I can't get the following code to work, even tho there are no errors:
for i in range(1,170):
if i in df.col1 is False:
df.loc[len(df)+1] = [i,0,0]
else:
continue
Any advices?
It would be better to do something like:
In [37]:
# create our test df, we have vales 1 to 9 in steps of 2
df = pd.DataFrame({'a':np.arange(1,10,2)})
df['b'] = np.NaN
df['c'] = np.NaN
df
Out[37]:
a b c
0 1 NaN NaN
1 3 NaN NaN
2 5 NaN NaN
3 7 NaN NaN
4 9 NaN NaN
In [38]:
# now set the index to a, this allows us to reindex the values with optional fill value, then reset the index
df = df.set_index('a').reindex(index = np.arange(1,10), fill_value=0).reset_index()
df
Out[38]:
a b c
0 1 NaN NaN
1 2 0 0
2 3 NaN NaN
3 4 0 0
4 5 NaN NaN
5 6 0 0
6 7 NaN NaN
7 8 0 0
8 9 NaN NaN
So just to explain the above:
In [40]:
# set the index to 'a', this allows us to reindex and fill missing values
df = df.set_index('a')
df
Out[40]:
b c
a
1 NaN NaN
3 NaN NaN
5 NaN NaN
7 NaN NaN
9 NaN NaN
In [41]:
# now reindex and pass fill_value for the extra rows we want
df = df.reindex(index = np.arange(1,10), fill_value=0)
df
Out[41]:
b c
a
1 NaN NaN
2 0 0
3 NaN NaN
4 0 0
5 NaN NaN
6 0 0
7 NaN NaN
8 0 0
9 NaN NaN
In [42]:
# now reset the index
df = df.reset_index()
df
Out[42]:
a b c
0 1 NaN NaN
1 2 0 0
2 3 NaN NaN
3 4 0 0
4 5 NaN NaN
5 6 0 0
6 7 NaN NaN
7 8 0 0
8 9 NaN NaN
If you modified your loop to the following then it would work:
In [63]:
for i in range(1,10):
if any(df.a.isin([i])) == False:
df.loc[len(df)+1] = [i,0,0]
else:
continue
df
Out[63]:
a b c
0 1 NaN NaN
1 3 NaN NaN
2 5 NaN NaN
3 7 NaN NaN
4 9 NaN NaN
6 2 0 0
7 4 0 0
8 6 0 0
9 8 0 0
EDIT
If you wanted the missing rows to appear at the end of the df then you could just create a temporary df with the full range of values and other columns set to zero and then filter this df based on the values that are missing in the other df and concatenate them:
In [70]:
df_missing = pd.DataFrame({'a':np.arange(10),'b':0,'c':0})
df_missing
Out[70]:
a b c
0 0 0 0
1 1 0 0
2 2 0 0
3 3 0 0
4 4 0 0
5 5 0 0
6 6 0 0
7 7 0 0
8 8 0 0
9 9 0 0
In [73]:
df = pd.concat([df,df_missing[~df_missing.a.isin(df.a)]], ignore_index=True)
df
Out[73]:
a b c
0 1 NaN NaN
1 3 NaN NaN
2 5 NaN NaN
3 7 NaN NaN
4 9 NaN NaN
5 0 0 0
6 2 0 0
7 4 0 0
8 6 0 0
9 8 0 0
The expression if i in df.col1 is False always evaluates to false. I think it is looking in the index. Also I think you need to use pandas.concat in modern versions of pandas instead of assigning to df.loc[].

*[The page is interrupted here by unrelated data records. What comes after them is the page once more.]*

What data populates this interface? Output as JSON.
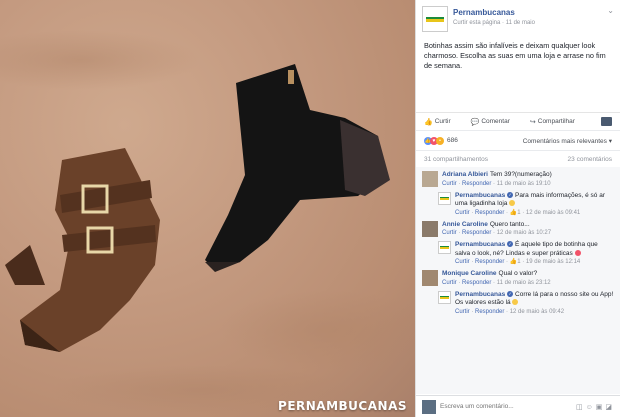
{
  "photo": {
    "watermark": "PERNAMBUCANAS"
  },
  "post": {
    "page_name": "Pernambucanas",
    "follow_label": "Curtir esta página",
    "date": "11 de maio",
    "text": "Botinhas assim são infalíveis e deixam qualquer look charmoso. Escolha as suas em uma loja e arrase no fim de semana.",
    "actions": {
      "like": "Curtir",
      "comment": "Comentar",
      "share": "Compartilhar"
    },
    "reactions_count": "686",
    "sort_label": "Comentários mais relevantes",
    "shares": "31 compartilhamentos",
    "comments_count": "23 comentários"
  },
  "comments": [
    {
      "name": "Adriana Albieri",
      "text": "Tem 39?(numeração)",
      "like": "Curtir",
      "reply": "Responder",
      "date": "11 de maio às 19:10"
    },
    {
      "name": "Pernambucanas",
      "text": "Para mais informações, é só ar uma ligadinha loja",
      "like": "Curtir",
      "reply": "Responder",
      "count": "1",
      "date": "12 de maio às 09:41"
    },
    {
      "name": "Annie Caroline",
      "text": "Quero tanto...",
      "like": "Curtir",
      "reply": "Responder",
      "date": "12 de maio às 10:27"
    },
    {
      "name": "Pernambucanas",
      "text": "É aquele tipo de botinha que salva o look, né? Lindas e super práticas",
      "like": "Curtir",
      "reply": "Responder",
      "count": "1",
      "date": "19 de maio às 12:14"
    },
    {
      "name": "Monique Caroline",
      "text": "Qual o valor?",
      "like": "Curtir",
      "reply": "Responder",
      "date": "11 de maio às 23:12"
    },
    {
      "name": "Pernambucanas",
      "text": "Corre lá para o nosso site ou App! Os valores estão lá",
      "like": "Curtir",
      "reply": "Responder",
      "date": "12 de maio às 09:42"
    }
  ],
  "composer": {
    "placeholder": "Escreva um comentário..."
  },
  "colors": {
    "link": "#365899",
    "like_reaction": "#5890ff",
    "love_reaction": "#f25268",
    "brand_green": "#1c8c3a",
    "brand_yellow": "#e8c51a"
  },
  "icons": [
    "thumbs-up-icon",
    "comment-icon",
    "share-icon",
    "chevron-down-icon",
    "camera-icon",
    "emoji-icon",
    "gif-icon",
    "sticker-icon"
  ]
}
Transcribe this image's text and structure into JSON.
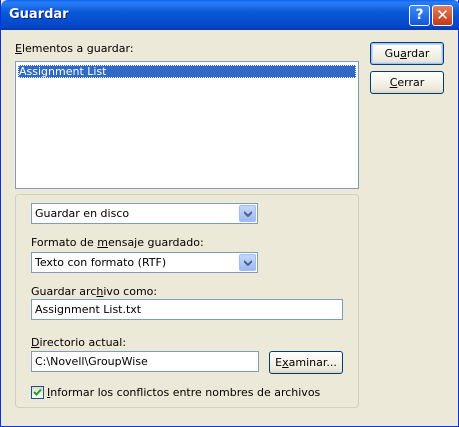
{
  "window": {
    "title": "Guardar",
    "help_glyph": "?",
    "close_glyph": "✕",
    "colors": {
      "titlebar": "#0a5ad8",
      "selection": "#316ac5",
      "face": "#ece9d8"
    }
  },
  "items_list": {
    "label_pre": "",
    "label_key": "E",
    "label_post": "lementos a guardar:",
    "items": [
      "Assignment List"
    ]
  },
  "buttons": {
    "save": {
      "pre": "Gu",
      "key": "a",
      "post": "rdar"
    },
    "close": {
      "pre": "",
      "key": "C",
      "post": "errar"
    }
  },
  "destination": {
    "value": "Guardar en disco"
  },
  "format": {
    "label_pre": "Formato de ",
    "label_key": "m",
    "label_post": "ensaje guardado:",
    "value": "Texto con formato (RTF)"
  },
  "save_as": {
    "label_pre": "Guardar arc",
    "label_key": "h",
    "label_post": "ivo como:",
    "value": "Assignment List.txt"
  },
  "current_dir": {
    "label_pre": "",
    "label_key": "D",
    "label_post": "irectorio actual:",
    "value": "C:\\Novell\\GroupWise"
  },
  "browse_button": {
    "pre": "E",
    "key": "x",
    "post": "aminar..."
  },
  "conflicts_check": {
    "checked": true,
    "pre": "",
    "key": "I",
    "post": "nformar los conflictos entre nombres de archivos"
  },
  "icons": {
    "dropdown": "chevron-down-icon",
    "check": "checkmark-icon"
  }
}
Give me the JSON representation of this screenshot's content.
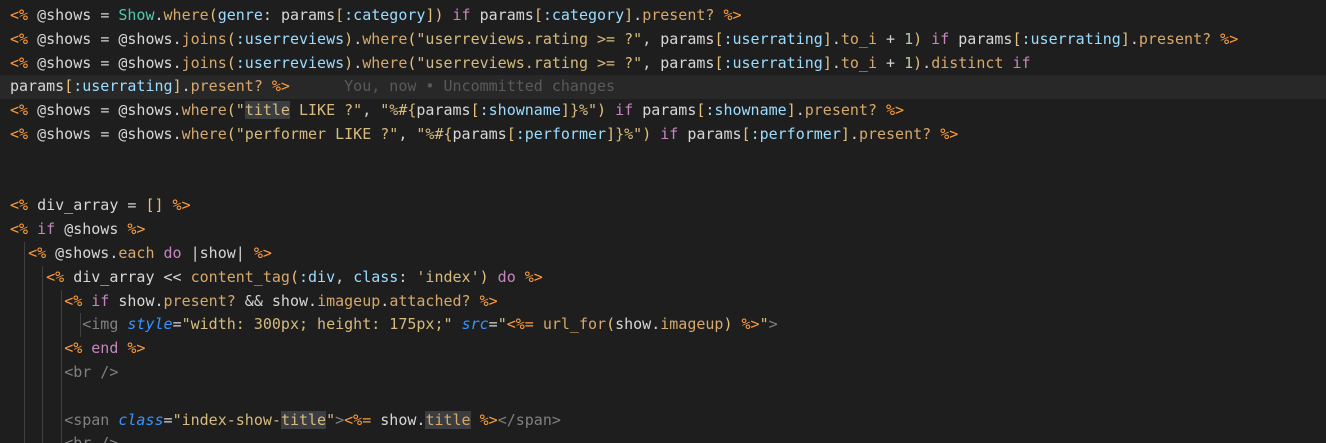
{
  "editor": {
    "blame": "You, now • Uncommitted changes",
    "lines": [
      [
        [
          "tag",
          "<%"
        ],
        [
          "var",
          " @shows "
        ],
        [
          "op",
          "= "
        ],
        [
          "cls",
          "Show"
        ],
        [
          "op",
          "."
        ],
        [
          "fn",
          "where"
        ],
        [
          "paren",
          "("
        ],
        [
          "sym",
          "genre"
        ],
        [
          "op",
          ": "
        ],
        [
          "var",
          "params"
        ],
        [
          "paren",
          "["
        ],
        [
          "sym",
          ":category"
        ],
        [
          "paren",
          "]"
        ],
        [
          "paren",
          ")"
        ],
        [
          "kw",
          " if "
        ],
        [
          "var",
          "params"
        ],
        [
          "paren",
          "["
        ],
        [
          "sym",
          ":category"
        ],
        [
          "paren",
          "]"
        ],
        [
          "op",
          "."
        ],
        [
          "fn",
          "present?"
        ],
        [
          "tag",
          " %>"
        ]
      ],
      [
        [
          "tag",
          "<%"
        ],
        [
          "var",
          " @shows "
        ],
        [
          "op",
          "= "
        ],
        [
          "var",
          "@shows"
        ],
        [
          "op",
          "."
        ],
        [
          "fn",
          "joins"
        ],
        [
          "paren",
          "("
        ],
        [
          "sym",
          ":userreviews"
        ],
        [
          "paren",
          ")"
        ],
        [
          "op",
          "."
        ],
        [
          "fn",
          "where"
        ],
        [
          "paren",
          "("
        ],
        [
          "str",
          "\"userreviews.rating >= ?\""
        ],
        [
          "op",
          ", "
        ],
        [
          "var",
          "params"
        ],
        [
          "paren",
          "["
        ],
        [
          "sym",
          ":userrating"
        ],
        [
          "paren",
          "]"
        ],
        [
          "op",
          "."
        ],
        [
          "fn",
          "to_i"
        ],
        [
          "op",
          " + "
        ],
        [
          "num",
          "1"
        ],
        [
          "paren",
          ")"
        ],
        [
          "kw",
          " if "
        ],
        [
          "var",
          "params"
        ],
        [
          "paren",
          "["
        ],
        [
          "sym",
          ":userrating"
        ],
        [
          "paren",
          "]"
        ],
        [
          "op",
          "."
        ],
        [
          "fn",
          "present?"
        ],
        [
          "tag",
          " %>"
        ]
      ],
      [
        [
          "tag",
          "<%"
        ],
        [
          "var",
          " @shows "
        ],
        [
          "op",
          "= "
        ],
        [
          "var",
          "@shows"
        ],
        [
          "op",
          "."
        ],
        [
          "fn",
          "joins"
        ],
        [
          "paren",
          "("
        ],
        [
          "sym",
          ":userreviews"
        ],
        [
          "paren",
          ")"
        ],
        [
          "op",
          "."
        ],
        [
          "fn",
          "where"
        ],
        [
          "paren",
          "("
        ],
        [
          "str",
          "\"userreviews.rating >= ?\""
        ],
        [
          "op",
          ", "
        ],
        [
          "var",
          "params"
        ],
        [
          "paren",
          "["
        ],
        [
          "sym",
          ":userrating"
        ],
        [
          "paren",
          "]"
        ],
        [
          "op",
          "."
        ],
        [
          "fn",
          "to_i"
        ],
        [
          "op",
          " + "
        ],
        [
          "num",
          "1"
        ],
        [
          "paren",
          ")"
        ],
        [
          "op",
          "."
        ],
        [
          "fn",
          "distinct"
        ],
        [
          "kw",
          " if"
        ]
      ],
      [
        [
          "var",
          "params"
        ],
        [
          "paren",
          "["
        ],
        [
          "sym",
          ":userrating"
        ],
        [
          "paren",
          "]"
        ],
        [
          "op",
          "."
        ],
        [
          "fn",
          "present?"
        ],
        [
          "tag",
          " %>"
        ]
      ],
      [
        [
          "tag",
          "<%"
        ],
        [
          "var",
          " @shows "
        ],
        [
          "op",
          "= "
        ],
        [
          "var",
          "@shows"
        ],
        [
          "op",
          "."
        ],
        [
          "fn",
          "where"
        ],
        [
          "paren",
          "("
        ],
        [
          "str",
          "\""
        ],
        [
          "strhl",
          "title"
        ],
        [
          "str",
          " LIKE ?\""
        ],
        [
          "op",
          ", "
        ],
        [
          "str",
          "\"%#{"
        ],
        [
          "var",
          "params"
        ],
        [
          "paren",
          "["
        ],
        [
          "sym",
          ":showname"
        ],
        [
          "paren",
          "]"
        ],
        [
          "str",
          "}%\""
        ],
        [
          "paren",
          ")"
        ],
        [
          "kw",
          " if "
        ],
        [
          "var",
          "params"
        ],
        [
          "paren",
          "["
        ],
        [
          "sym",
          ":showname"
        ],
        [
          "paren",
          "]"
        ],
        [
          "op",
          "."
        ],
        [
          "fn",
          "present?"
        ],
        [
          "tag",
          " %>"
        ]
      ],
      [
        [
          "tag",
          "<%"
        ],
        [
          "var",
          " @shows "
        ],
        [
          "op",
          "= "
        ],
        [
          "var",
          "@shows"
        ],
        [
          "op",
          "."
        ],
        [
          "fn",
          "where"
        ],
        [
          "paren",
          "("
        ],
        [
          "str",
          "\"performer LIKE ?\""
        ],
        [
          "op",
          ", "
        ],
        [
          "str",
          "\"%#{"
        ],
        [
          "var",
          "params"
        ],
        [
          "paren",
          "["
        ],
        [
          "sym",
          ":performer"
        ],
        [
          "paren",
          "]"
        ],
        [
          "str",
          "}%\""
        ],
        [
          "paren",
          ")"
        ],
        [
          "kw",
          " if "
        ],
        [
          "var",
          "params"
        ],
        [
          "paren",
          "["
        ],
        [
          "sym",
          ":performer"
        ],
        [
          "paren",
          "]"
        ],
        [
          "op",
          "."
        ],
        [
          "fn",
          "present?"
        ],
        [
          "tag",
          " %>"
        ]
      ],
      [],
      [],
      [
        [
          "tag",
          "<%"
        ],
        [
          "var",
          " div_array "
        ],
        [
          "op",
          "= "
        ],
        [
          "paren",
          "[]"
        ],
        [
          "tag",
          " %>"
        ]
      ],
      [
        [
          "tag",
          "<%"
        ],
        [
          "kw",
          " if "
        ],
        [
          "var",
          "@shows"
        ],
        [
          "tag",
          " %>"
        ]
      ],
      [
        [
          "op",
          "  "
        ],
        [
          "tag",
          "<%"
        ],
        [
          "var",
          " @shows"
        ],
        [
          "op",
          "."
        ],
        [
          "fn",
          "each"
        ],
        [
          "kw",
          " do "
        ],
        [
          "op",
          "|"
        ],
        [
          "var",
          "show"
        ],
        [
          "op",
          "|"
        ],
        [
          "tag",
          " %>"
        ]
      ],
      [
        [
          "op",
          "    "
        ],
        [
          "tag",
          "<%"
        ],
        [
          "var",
          " div_array "
        ],
        [
          "op",
          "<< "
        ],
        [
          "fn",
          "content_tag"
        ],
        [
          "paren",
          "("
        ],
        [
          "sym",
          ":div"
        ],
        [
          "op",
          ", "
        ],
        [
          "sym",
          "class"
        ],
        [
          "op",
          ": "
        ],
        [
          "str",
          "'index'"
        ],
        [
          "paren",
          ")"
        ],
        [
          "kw",
          " do"
        ],
        [
          "tag",
          " %>"
        ]
      ],
      [
        [
          "op",
          "      "
        ],
        [
          "tag",
          "<%"
        ],
        [
          "kw",
          " if "
        ],
        [
          "var",
          "show"
        ],
        [
          "op",
          "."
        ],
        [
          "fn",
          "present?"
        ],
        [
          "op",
          " && "
        ],
        [
          "var",
          "show"
        ],
        [
          "op",
          "."
        ],
        [
          "fn",
          "imageup"
        ],
        [
          "op",
          "."
        ],
        [
          "fn",
          "attached?"
        ],
        [
          "tag",
          " %>"
        ]
      ],
      [
        [
          "op",
          "        "
        ],
        [
          "html",
          "<"
        ],
        [
          "html",
          "img "
        ],
        [
          "attr",
          "style"
        ],
        [
          "op",
          "="
        ],
        [
          "str",
          "\"width: 300px; height: 175px;\""
        ],
        [
          "op",
          " "
        ],
        [
          "attr",
          "src"
        ],
        [
          "op",
          "="
        ],
        [
          "str",
          "\""
        ],
        [
          "tag",
          "<%="
        ],
        [
          "fn",
          " url_for"
        ],
        [
          "paren",
          "("
        ],
        [
          "var",
          "show"
        ],
        [
          "op",
          "."
        ],
        [
          "fn",
          "imageup"
        ],
        [
          "paren",
          ")"
        ],
        [
          "tag",
          " %>"
        ],
        [
          "str",
          "\""
        ],
        [
          "html",
          ">"
        ]
      ],
      [
        [
          "op",
          "      "
        ],
        [
          "tag",
          "<%"
        ],
        [
          "kw",
          " end"
        ],
        [
          "tag",
          " %>"
        ]
      ],
      [
        [
          "op",
          "      "
        ],
        [
          "html",
          "<br />"
        ]
      ],
      [],
      [
        [
          "op",
          "      "
        ],
        [
          "html",
          "<"
        ],
        [
          "html",
          "span "
        ],
        [
          "attr",
          "class"
        ],
        [
          "op",
          "="
        ],
        [
          "str",
          "\"index-show-"
        ],
        [
          "strhl",
          "title"
        ],
        [
          "str",
          "\""
        ],
        [
          "html",
          ">"
        ],
        [
          "tag",
          "<%="
        ],
        [
          "var",
          " show"
        ],
        [
          "op",
          "."
        ],
        [
          "fnhl",
          "title"
        ],
        [
          "tag",
          " %>"
        ],
        [
          "html",
          "</span>"
        ]
      ],
      [
        [
          "op",
          "      "
        ],
        [
          "html",
          "<br />"
        ]
      ]
    ]
  }
}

I would recommend gathering all missing values in a list then concatenating them to the dataframe at the end. For instance
>>> df = pd.DataFrame({'col1': range(5) + [i + 6 for i in range(5)], 'col2': range(10)})
>>> print df
col1 col2
0 0 0
1 1 1
2 2 2
3 3 3
4 4 4
5 6 5
6 7 6
7 8 7
8 9 8
9 10 9
>>> to_add = []
>>> for i in range(11):
... if i not in df.col1.values:
... to_add.append([i, 0])
... else:
... continue
...
>>> pd.concat([df, pd.DataFrame(to_add, columns=['col1', 'col2'])])
col1 col2
0 0 0
1 1 1
2 2 2
3 3 3
4 4 4
5 6 5
6 7 6
7 8 7
8 9 8
9 10 9
0 5 0
I assume you don't care about the index values of the rows you add.